Dalam kesempatan itu, Rijanto yang didampingi wakilnya H.Beky Herdihansah,
menekankan bahwa pengembangan pariwisata tidak boleh berjalan secara pasif atau “biasa saja”. Diperlukan standar kualitas yang jelas agar Blitar bisa sejajar dan bersaing dengan daerah destinasi lainnya.

“Pariwisata tidak boleh berjalan biasa-biasa saja. Harus ada standar agar kualitasnya terjaga dan mampu bersaing dengan daerah lain,” ujar Rijanto.

Menurutnya, kemajuan pariwisata tidak hanya diukur dari jumlah kunjungan wisatawan, tetapi juga dari dampak ekonomi yang nyata bagi masyarakat. Kabupaten Blitar memiliki kekayaan luar biasa, mulai dari panorama alam, kekayaan budaya, hingga nilai-nilai religi yang perlu dikelola secara profesional.

Salah satu fokus utama yang didorong adalah penerapan standarisasi layanan, termasuk bagi pengelola homestay dan akomodasi di kawasan wisata. Dengan standar yang jelas, pengalaman wisatawan akan semakin memuaskan dan citra positif Blitar sebagai destinasi unggulan semakin kuat.

Sinergi Pentahelix: Pemerintah Tak Bisa Sendiri

Rijanto juga menegaskan pentingnya kerja sama lintas sektor. Pemerintah daerah membuka ruang seluas-luasnya untuk berkolaborasi dengan akademisi, pelaku usaha, dan masyarakat.

“Kami terbuka untuk kolaborasi. Pemerintah tidak bisa berjalan sendiri,” tegas politisi PDI Perjuangan ini.

Desa Wisata sebagai Ujung Tombak

Dalam strategi pengembangannya, Desa Wisata diposisikan sebagai kekuatan utama. Hal ini dinilai sangat strategis karena mampu memberikan dampak ekonomi secara langsung kepada warga lokal, sekaligus menjaga kelestarian budaya dan lingkungan hidup.

“Desa wisata harus menjadi kekuatan utama dalam pengembangan pariwisata,” tambahnya.

Inovasi Destinasi: Alam, Budaya, hingga Wisata Pengalaman

Untuk semakin menarik minat wisatawan, Bupati Rijanto juga mendorong inovasi dan variasi destinasi. Selain mempertahankan potensi alam dan budaya, ia juga menggarisbawahi pentingnya pengembangan wisata berbasis pengalaman (experience), seperti kegiatan susur sungai serta optimalisasi kawasan wisata pantai yang ada di Blitar.

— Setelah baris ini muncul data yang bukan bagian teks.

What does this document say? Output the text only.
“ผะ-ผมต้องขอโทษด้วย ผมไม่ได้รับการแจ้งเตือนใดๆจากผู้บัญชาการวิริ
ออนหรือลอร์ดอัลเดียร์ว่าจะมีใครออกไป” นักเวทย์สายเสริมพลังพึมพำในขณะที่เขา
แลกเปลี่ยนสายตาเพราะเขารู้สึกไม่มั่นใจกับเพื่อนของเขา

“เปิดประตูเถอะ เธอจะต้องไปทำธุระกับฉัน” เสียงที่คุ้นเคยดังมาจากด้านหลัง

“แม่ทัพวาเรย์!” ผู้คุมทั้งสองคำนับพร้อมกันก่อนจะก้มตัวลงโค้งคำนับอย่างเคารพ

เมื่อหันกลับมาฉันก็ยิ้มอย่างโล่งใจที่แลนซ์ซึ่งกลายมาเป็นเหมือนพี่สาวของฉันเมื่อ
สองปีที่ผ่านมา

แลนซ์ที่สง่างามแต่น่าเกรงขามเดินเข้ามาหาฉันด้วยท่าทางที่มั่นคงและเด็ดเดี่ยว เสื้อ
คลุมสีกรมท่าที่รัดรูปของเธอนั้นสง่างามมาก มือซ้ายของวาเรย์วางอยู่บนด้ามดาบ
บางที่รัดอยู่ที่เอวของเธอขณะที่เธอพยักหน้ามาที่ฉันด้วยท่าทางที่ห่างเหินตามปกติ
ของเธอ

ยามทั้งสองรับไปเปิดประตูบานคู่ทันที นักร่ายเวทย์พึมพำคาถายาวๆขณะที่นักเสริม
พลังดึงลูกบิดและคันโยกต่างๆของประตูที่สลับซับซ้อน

Langkah ini diharapkan mampu memperkaya pilihan wisata dan meningkatkan daya saing Kabupaten Blitar di mata dunia.

Keseriusan Bupati Rijanto ini menjadi angin segar dan motivasi besar bagi seluruh pelaku pariwisata di Blitar. Dengan adanya standarisasi, kolaborasi yang erat, dan penguatan desa wisata, Blitar diprediksi akan semakin bersinar sebagai destinasi wisata yang maju, berbudaya, dan sejahtera.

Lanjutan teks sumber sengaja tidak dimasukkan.